I problemi di casa Arnault arrivano anche in ambito giudiziario. Un tribunale di Milano ha sottoposto la controllata Loro Piana a sorveglianza speciale per un anno, sostenendo che l’azienda non è riuscita a impedire ai subappaltatori di sfruttare i lavoratori migranti. Secondo i procuratori, in alcune fabbriche italiane le ore di lavoro superavano gli standard di legge, i dipendenti dormivano nei reparti di produzione e ricevevano una paga inferiore al minimo legale italiano, e che Loro Piana ometteva i controlli di due diligence. L’azienda del cachemire di alto livello ha confermato di essere stata informata dal tribunale di Milano e che collaborerà pienamente con le autorità, affermando di aver interrotto tutti i rapporti con il fornitore interessato in meno di 24 ore dopo essere stata informata dell’esistenza di subappaltatori. Anche Dior ha avuto problemi in Italia lo scorso anno, dopo che alcuni dei suoi subappaltatori sono stati accusati di sfruttare lavoratori senza documenti per ridurre i costi. Il marchio ha risolto la questione il mese scorso, ma non prima di una forte campagna pubblicitaria negativa.

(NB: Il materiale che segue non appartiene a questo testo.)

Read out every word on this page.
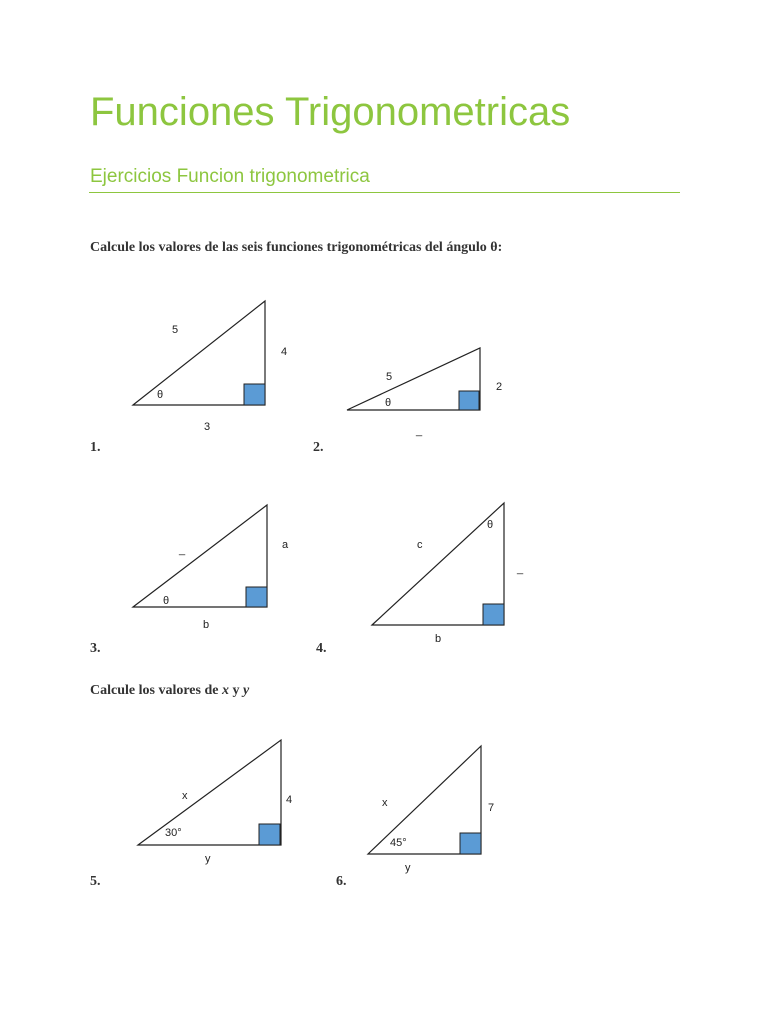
Funciones Trigonometricas
Ejercicios Funcion trigonometrica
Calcule los valores de las seis funciones trigonométricas del ángulo θ:
5
4
3
θ
5
2
_
θ
_	a
b
θ
c
_
b
θ
x	4
y
30°
x	7
y
45°
1.	2.
3.	4.
Calcule los valores de x y y
5.	6.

E poi c’è il tema “anagrafico” del patron

Nel frattempo, sulle preoccupazioni operative di Lvmh incombe l‘elefante nella stanza: la successione. Certo, rispetto ai 90 anni appena compiuti di Giorgio Armani, il settantenne Arnault sembra un ragazzino. All’assemblea generale annuale di quest’anno, Arnauld ha ottenuto l’estensione del limite di età per l’amministratore delegato da 80 a 85 anni. A differenza dei capi di altre dinastie, Arnault è riuscito a mantenere i suoi figli – Delphine, Antoine, Alexandre, Frédéric e Jean – impegnati nell’azienda, mascherando anche qualche divergenza tra loro. Con i figli ancora alle prime armi, l’anno scorso Arnault ha scelto Stéphane Bianchi come suo vice. In azienda dal 2018, Bianchi all’assemblea generale annuale ha detto che Lvmh ha piani di successione a medio termine e in caso di un evento “improvviso”.